Mcgill Professor Daniel Pratt discusses protest culture

Maysa Mustafa

McGill University assistant professor Daniel Pratt presented his paper on self-sacrifice and the long-term importance of protesting, especially for students, at a talk held Monday by the Center for Russian, East European and Eurasian Studies. 

Jan Palach, a student protester from 1969, is remembered for his act of self-immolation, or killing himself as a sacrifice, in Prague out of protest against the Soviet Union’s invasion of Czechoslovakia. He was later credited as one of the principal factors that ended the Prague Spring. However, in his talk Pratt did not focus on the act so much as on “the meaning of his act.”

“I was worried about doing this paper because I didn’t want to celebrate Palach too much,” Pratt said. “His act was taken as an altruistic act. It’s made clear by the reaction it caused.”

Pratt credited Palach’s youth as a substantial reason his protest is remembered today.

“There’s a way a young person can affect the world around them,” Pratt said. “The students themselves — they’re the ones change surrounds. There’s a way the youth is effective regardless of your political ideology.” 

Pratt said while social media is useful as a modern platform for youth protest, it can also be detrimental.

“Social media is a great tool,” Pratt said. “But as any tool, it can be mishandled. There are certain times a tweet could be sufficient to cause a revolution, but at the same time a tweet can be used to suppress opposition. It’s a powerful tool, but one that can be used by everybody. It can be used by both heroes and villains.” 

Government junior Conner Vanden Hoek said he embraces the protest culture on campus.

“One of the things I enjoy about UT is that we have the opportunity to express our opinions,” Vanden Hoek said. “It’s interesting because you’re surrounded by people who are your age and who care about what’s going on.” 

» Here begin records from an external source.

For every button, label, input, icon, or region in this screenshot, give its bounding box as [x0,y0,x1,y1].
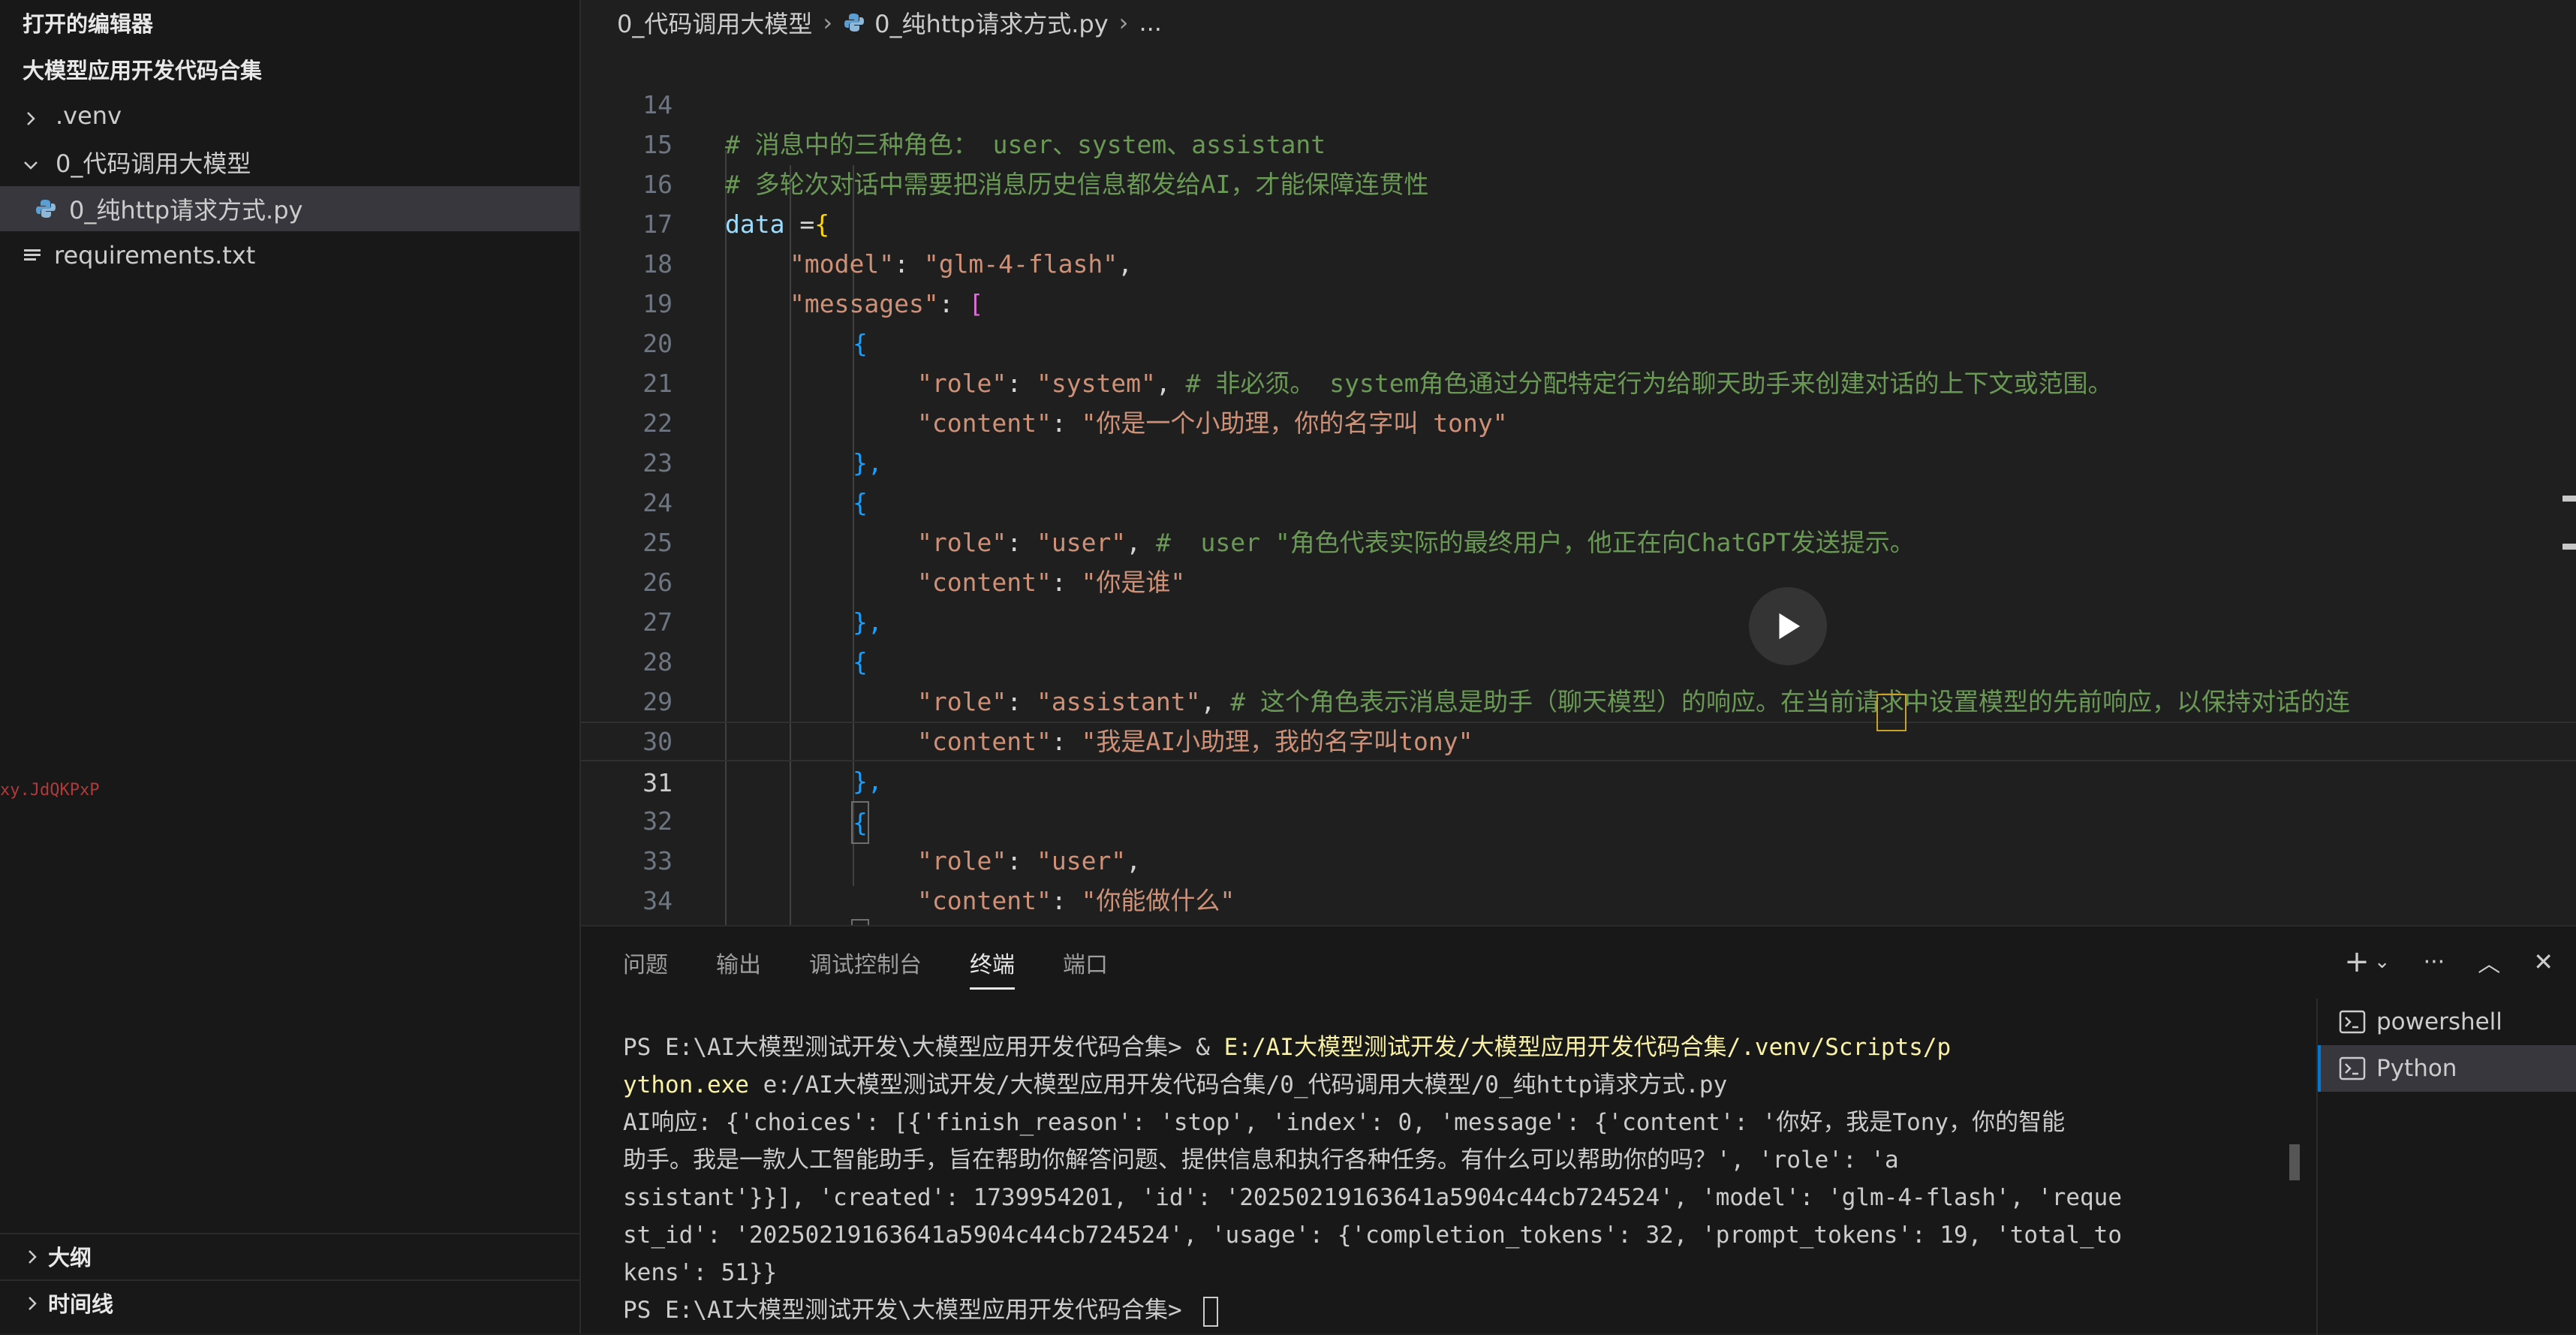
code-line-current: 31 { [581,722,2576,844]
tree-item-python-file[interactable]: 0_纯http请求方式.py [0,186,579,231]
terminal-line: PS E:\AI大模型测试开发\大模型应用开发代码合集> & E:/AI大模型测… [623,1029,2295,1066]
code-line: 17 "model": "glm-4-flash", [581,164,2576,279]
project-header-label: 大模型应用开发代码合集 [23,58,263,83]
terminal-line: PS E:\AI大模型测试开发\大模型应用开发代码合集> [623,1291,2295,1329]
outline-header[interactable]: 大纲 [0,1233,579,1278]
maximize-panel-icon[interactable]: ︿ [2478,945,2500,978]
chevron-right-icon: › [823,8,833,37]
code-line: 27 { [581,562,2576,677]
code-line: 26 }, [581,523,2576,637]
tree-item-label: .venv [56,101,122,130]
terminal-line: st_id': '20250219163641a5904c44cb724524'… [623,1222,2123,1249]
code-line: 21 "content": "你是一个小助理，你的名字叫 tony" [581,324,2576,438]
breadcrumb: 0_代码调用大模型 › 0_纯http请求方式.py › ... [581,0,2576,45]
tree-item-requirements[interactable]: requirements.txt [0,233,579,278]
code-line: 28 "role": "assistant", # 这个角色表示消息是助手（聊天… [581,602,2576,716]
play-icon [1779,613,1801,640]
terminal-scrollbar[interactable] [2289,1144,2300,1180]
tab-output[interactable]: 输出 [716,942,761,984]
python-file-icon [36,200,56,218]
project-header[interactable]: 大模型应用开发代码合集 [0,47,579,92]
chevron-down-icon [21,152,41,172]
terminal-cursor [1203,1296,1219,1327]
add-terminal-button[interactable]: + [2344,945,2370,979]
ruler-mark [2562,496,2576,502]
tree-item-venv[interactable]: .venv [0,93,579,138]
tree-item-folder-model[interactable]: 0_代码调用大模型 [0,140,579,185]
side-watermark-text: xy.JdQKPxP [0,781,100,800]
chevron-right-icon [21,106,41,125]
tree-item-label: 0_纯http请求方式.py [69,196,303,225]
open-editors-header[interactable]: 打开的编辑器 [0,0,579,45]
code-line: 19 { [581,244,2576,358]
python-file-icon [844,14,865,32]
chevron-right-icon [23,1246,42,1266]
chevron-right-icon: › [1118,8,1129,37]
code-line: 23 { [581,403,2576,517]
breadcrumb-folder[interactable]: 0_代码调用大模型 [617,5,812,40]
code-line: 14 # 消息中的三种角色： user、system、assistant [581,45,2576,159]
ruler-mark [2562,544,2576,550]
tree-item-label: 0_代码调用大模型 [56,149,251,178]
timeline-header-label: 时间线 [48,1291,114,1317]
code-line: 18 "messages": [ [581,204,2576,318]
code-line: 34 } [581,841,2576,925]
terminal-dropdown-icon[interactable]: ⌄ [2374,951,2391,973]
terminal-line: ython.exe e:/AI大模型测试开发/大模型应用开发代码合集/0_代码调… [623,1066,2295,1104]
terminal-line: 助手。我是一款人工智能助手，旨在帮助你解答问题、提供信息和执行各种任务。有什么可… [623,1147,1899,1174]
terminal-arg: e:/AI大模型测试开发/大模型应用开发代码合集/0_代码调用大模型/0_纯ht… [748,1071,1728,1098]
terminal-icon [2339,1010,2366,1034]
panel-actions: + ⌄ ··· ︿ ✕ [2344,945,2553,979]
breadcrumb-more[interactable]: ... [1139,8,1162,37]
tab-ports[interactable]: 端口 [1063,942,1108,984]
code-line: 20 "role": "system", # 非必须。 system角色通过分配… [581,284,2576,398]
code-line: 16 data ={ [581,125,2576,239]
code-line: 32 "role": "user", [581,761,2576,875]
outline-header-label: 大纲 [48,1245,92,1270]
open-editors-header-label: 打开的编辑器 [23,11,154,37]
code-line: 15 # 多轮次对话中需要把消息历史信息都发给AI，才能保障连贯性 [581,85,2576,199]
terminal-line: kens': 51}} [623,1259,778,1286]
terminal-item-label: powershell [2376,1008,2502,1035]
more-actions-icon[interactable]: ··· [2424,949,2445,975]
terminal-command: ython.exe [623,1071,749,1098]
panel-tabs: 问题 输出 调试控制台 终端 端口 [623,942,1108,990]
code-line: 33 "content": "你能做什么" [581,801,2576,915]
bottom-panel: 问题 输出 调试控制台 终端 端口 + ⌄ ··· ︿ ✕ PS E:\AI大模… [581,925,2576,1335]
overview-ruler [2562,496,2576,592]
code-line: 22 }, [581,363,2576,478]
breadcrumb-file[interactable]: 0_纯http请求方式.py [874,5,1108,40]
terminal-prompt: PS E:\AI大模型测试开发\大模型应用开发代码合集> [623,1297,1196,1324]
terminal-command: E:/AI大模型测试开发/大模型应用开发代码合集/.venv/Scripts/p [1223,1034,1952,1061]
tab-problems[interactable]: 问题 [623,942,668,984]
code-line: 25 "content": "你是谁" [581,483,2576,597]
explorer-sidebar: 打开的编辑器 大模型应用开发代码合集 .venv 0_代码调用大模型 0_纯ht… [0,0,581,1333]
close-panel-icon[interactable]: ✕ [2533,948,2553,976]
chevron-right-icon [23,1293,42,1312]
code-line: 30 }, [581,682,2576,796]
terminal-prompt: PS E:\AI大模型测试开发\大模型应用开发代码合集> & [623,1034,1224,1061]
code-line: 35 ] [581,881,2576,921]
tab-debug-console[interactable]: 调试控制台 [809,942,922,984]
code-editor[interactable]: 14 # 消息中的三种角色： user、system、assistant 15 … [581,45,2576,925]
terminal-item-powershell[interactable]: powershell [2318,999,2576,1045]
terminal-icon [2339,1056,2366,1080]
timeline-header[interactable]: 时间线 [0,1279,579,1324]
code-line: 24 "role": "user", # user "角色代表实际的最终用户，他… [581,443,2576,557]
terminal-output[interactable]: PS E:\AI大模型测试开发\大模型应用开发代码合集> & E:/AI大模型测… [623,1029,2295,1329]
terminal-line: ssistant'}}], 'created': 1739954201, 'id… [623,1184,2123,1211]
tab-terminal[interactable]: 终端 [970,942,1015,990]
terminal-line: AI响应: {'choices': [{'finish_reason': 'st… [623,1109,2066,1136]
tree-item-label: requirements.txt [54,241,256,270]
text-file-icon [24,249,41,261]
code-line: 29 "content": "我是AI小助理，我的名字叫tony" [581,642,2576,756]
terminal-item-label: Python [2376,1055,2457,1082]
video-play-button[interactable] [1749,587,1827,665]
text-cursor-highlight [1876,694,1906,731]
terminal-item-python[interactable]: Python [2318,1045,2576,1092]
terminal-list: powershell Python [2316,999,2576,1335]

Business junior Omkar Patel was tabling on West Mall last week when the Young Conservatives of Texas held up signs in support of Brett Kavanaugh, sparking attention on campus and contributing to nationwide discourse about
Kavanaugh’s nomination. 

“As soon as I saw their signs, I knew that things were going to escalate given the sensitivity of the topic,” Patel said. “The events that unfolded that day show that, as students of a university, we should try to debate logically with one another, not provoke each other.”